This is the future of parking in America, as pioneered at the Summit Grand Parc on McPherson Square: You drive into the garage bay, shut off the engine, and get out of the way. Once you’ve given the all-clear to a digital terminal outside—and laser sensors have confirmed that no one is moving near the vehicle—a garage door closes behind the car, a turntable pivots it 45 degrees counterclockwise, and the floor, which is actually a steel cargo pallet, sinks out of sight, taking your car with it.

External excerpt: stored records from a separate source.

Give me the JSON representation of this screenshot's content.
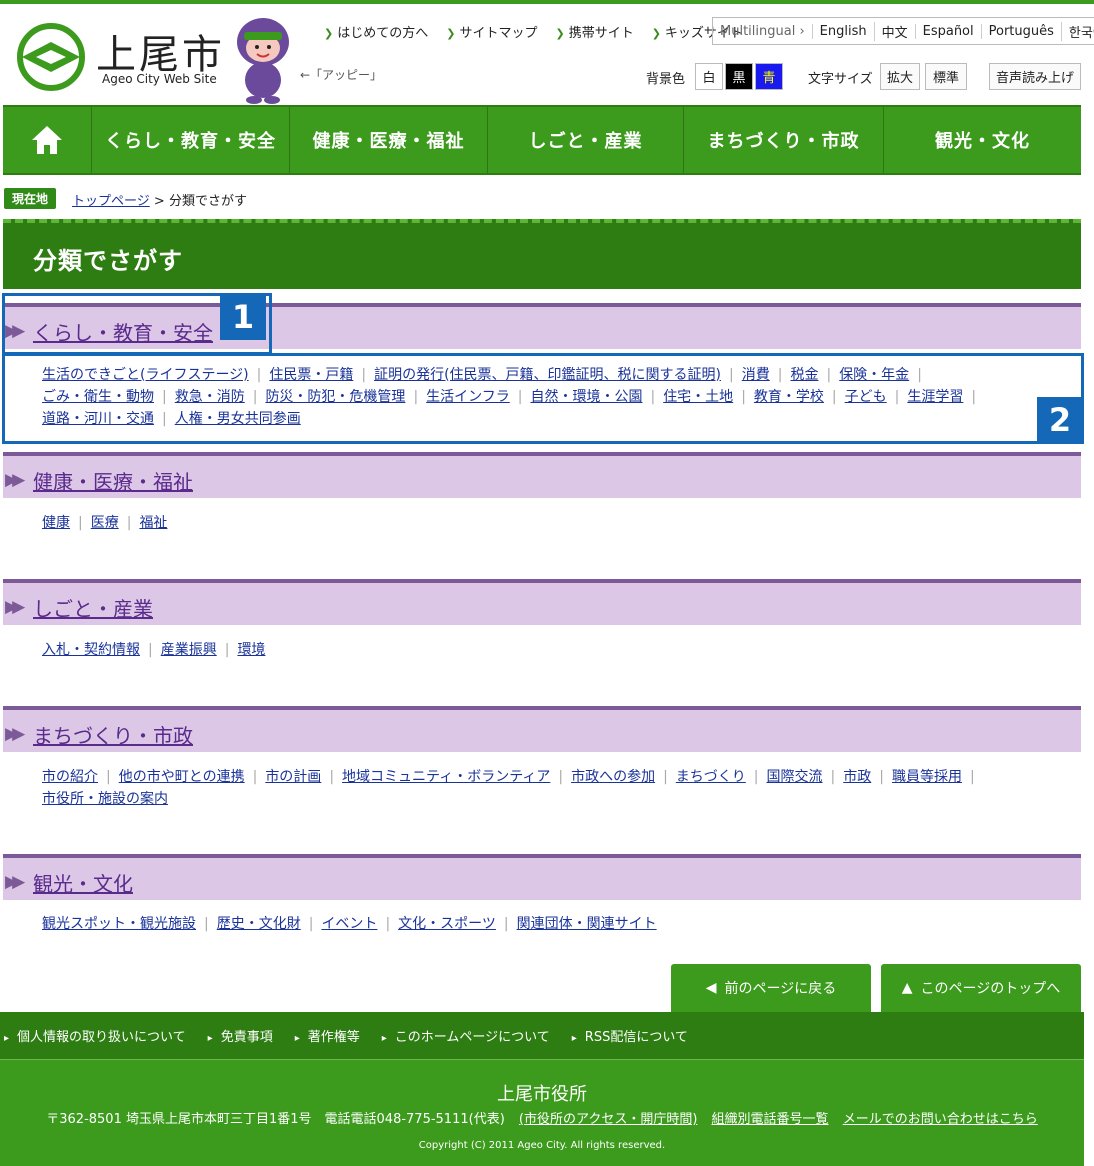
{
  "header": {
    "logo_title": "上尾市",
    "logo_sub": "Ageo City Web Site",
    "mascot_note": "←「アッピー」",
    "top_links": [
      "はじめての方へ",
      "サイトマップ",
      "携帯サイト",
      "キッズサイト"
    ],
    "languages": [
      "Multilingual ›",
      "English",
      "中文",
      "Español",
      "Português",
      "한국어"
    ],
    "bg_label": "背景色",
    "bg_options": [
      "白",
      "黒",
      "青"
    ],
    "fontsize_label": "文字サイズ",
    "fontsize_options": [
      "拡大",
      "標準"
    ],
    "voice_label": "音声読み上げ",
    "colors": {
      "green": "#3c9a1c",
      "dark_green": "#2e7d12",
      "purple": "#7c5a98",
      "lavender": "#dcc8e6"
    }
  },
  "nav": {
    "home_icon": "home-icon",
    "items": [
      "くらし・教育・安全",
      "健康・医療・福祉",
      "しごと・産業",
      "まちづくり・市政",
      "観光・文化"
    ]
  },
  "breadcrumb": {
    "label": "現在地",
    "top": "トップページ",
    "sep": ">",
    "current": "分類でさがす"
  },
  "page_title": "分類でさがす",
  "sections": [
    {
      "title": "くらし・教育・安全",
      "links": [
        "生活のできごと(ライフステージ)",
        "住民票・戸籍",
        "証明の発行(住民票、戸籍、印鑑証明、税に関する証明)",
        "消費",
        "税金",
        "保険・年金",
        "ごみ・衛生・動物",
        "救急・消防",
        "防災・防犯・危機管理",
        "生活インフラ",
        "自然・環境・公園",
        "住宅・土地",
        "教育・学校",
        "子ども",
        "生涯学習",
        "道路・河川・交通",
        "人権・男女共同参画"
      ]
    },
    {
      "title": "健康・医療・福祉",
      "links": [
        "健康",
        "医療",
        "福祉"
      ]
    },
    {
      "title": "しごと・産業",
      "links": [
        "入札・契約情報",
        "産業振興",
        "環境"
      ]
    },
    {
      "title": "まちづくり・市政",
      "links": [
        "市の紹介",
        "他の市や町との連携",
        "市の計画",
        "地域コミュニティ・ボランティア",
        "市政への参加",
        "まちづくり",
        "国際交流",
        "市政",
        "職員等採用",
        "市役所・施設の案内"
      ]
    },
    {
      "title": "観光・文化",
      "links": [
        "観光スポット・観光施設",
        "歴史・文化財",
        "イベント",
        "文化・スポーツ",
        "関連団体・関連サイト"
      ]
    }
  ],
  "callouts": [
    "1",
    "2"
  ],
  "footer_buttons": {
    "back": "前のページに戻る",
    "top": "このページのトップへ"
  },
  "footer_links": [
    "個人情報の取り扱いについて",
    "免責事項",
    "著作権等",
    "このホームページについて",
    "RSS配信について"
  ],
  "footer": {
    "name": "上尾市役所",
    "address": "〒362-8501 埼玉県上尾市本町三丁目1番1号　電話電話048-775-5111(代表)",
    "access_link": "(市役所のアクセス・開庁時間)",
    "phone_link": "組織別電話番号一覧",
    "mail_link": "メールでのお問い合わせはこちら",
    "copyright": "Copyright (C) 2011 Ageo City. All rights reserved."
  }
}
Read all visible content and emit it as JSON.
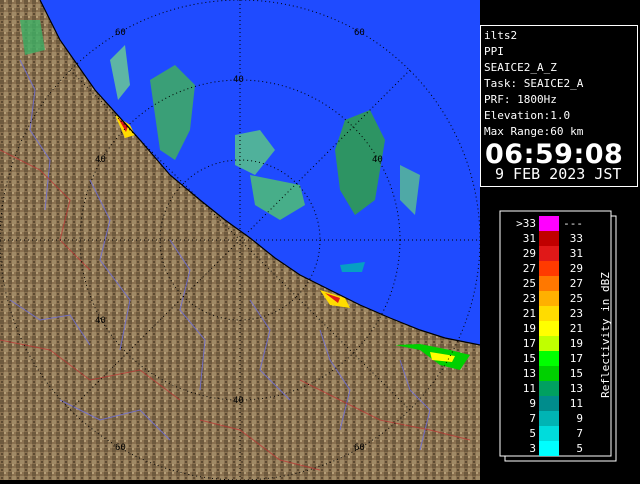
{
  "info": {
    "site": "ilts2",
    "mode": "PPI",
    "product": "SEAICE2_A_Z",
    "task": "Task: SEAICE2_A",
    "prf": "PRF: 1800Hz",
    "elevation": "Elevation:1.0",
    "max_range": "Max Range:60 km",
    "time": "06:59:08",
    "date": "9 FEB 2023 JST"
  },
  "range_labels": [
    "60",
    "60",
    "40",
    "40",
    "40",
    "40",
    "40",
    "60",
    "60"
  ],
  "legend": {
    "title": "Reflectivity in dBZ",
    "left_labels": [
      ">33",
      "31",
      "29",
      "27",
      "25",
      "23",
      "21",
      "19",
      "17",
      "15",
      "13",
      "11",
      "9",
      "7",
      "5",
      "3"
    ],
    "right_labels": [
      "---",
      "33",
      "31",
      "29",
      "27",
      "25",
      "23",
      "21",
      "19",
      "17",
      "15",
      "13",
      "11",
      "9",
      "7",
      "5"
    ],
    "colors": [
      "#ff00ff",
      "#c00000",
      "#e01818",
      "#ff3a00",
      "#ff7800",
      "#ffb000",
      "#ffdc00",
      "#ffff00",
      "#c0ff00",
      "#00ff00",
      "#00d000",
      "#00a060",
      "#008c8c",
      "#00b4b4",
      "#00dcdc",
      "#00ffff"
    ]
  }
}
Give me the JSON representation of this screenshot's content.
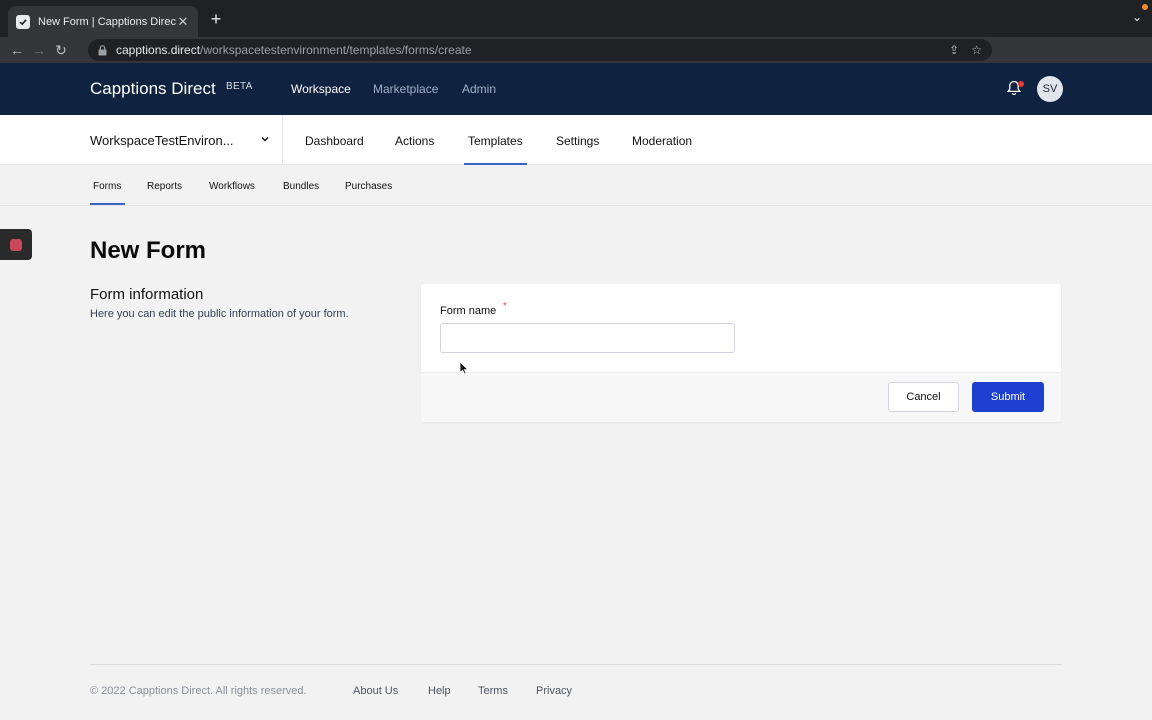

Below is a concrete vault, 106 feet long by 60 feet wide by 40 feet deep. There, a robotic freight-handling unit nudges the pallet slightly and then, with a motion technicians call a “telestroke,” swaps the full pallet on the lift for an empty one. The effect is as if two multiton machines were giving each other some skin.
The robot car-carrier is mounted on rails in an aisle between two towering, blue-painted steel shelving units, which have a total of 74 car-sized cubbyholes. It moves to the closest empty cubbyhole and makes another telestroke, leaving the car in its own steel cage.
When you want the car again, you merely swipe your key fob against one of the sensors inside the building elevator, at the garage entrance, or in the cafe on the second floor. The process repeats itself in reverse, fetching the car in a minute or two, depending on how many other cars are stashed away.
The whole transaction requires no help from an attendant, a valet, or any human other than the software engineer who programmed it. The builders of the facility, Mid-American Elevator Co., say that this is the first fully automated parking facility in the United States. Starting Dec. 28, residents of the new luxury apartments at the Summit Grand Parc will be able to use it for $275 a month—$300 for small or midsize sport-utility vehicles. (This particular setup can’t handle jumbo SUVs such as Hummers or Chevy Suburbans.)
There’s some dispute over Mid-American’s claim to American
automated-parking primacy. A larger facility in Hoboken, N.J., built by a rival company called Robotic Parking, opened in October. But Mid-American Vice President Jack Litschewski says that the McPherson Square facility is fully operational and automatic, while the Hoboken garage still requires “someone with a laptop.” Robotic’s president says it keeps an attendant to supervise the machines, but the garage runs itself.
By getting rid of ramps and aisles and by lowering ceilings, designers can double the parking capacity that conventional garages would provide. Such automated high-density car storage has been used for years in Europe and Japan. And earlier this year, a huge facility opened in Istanbul, stacking 612 cars in a parking cabinet 14 stories high.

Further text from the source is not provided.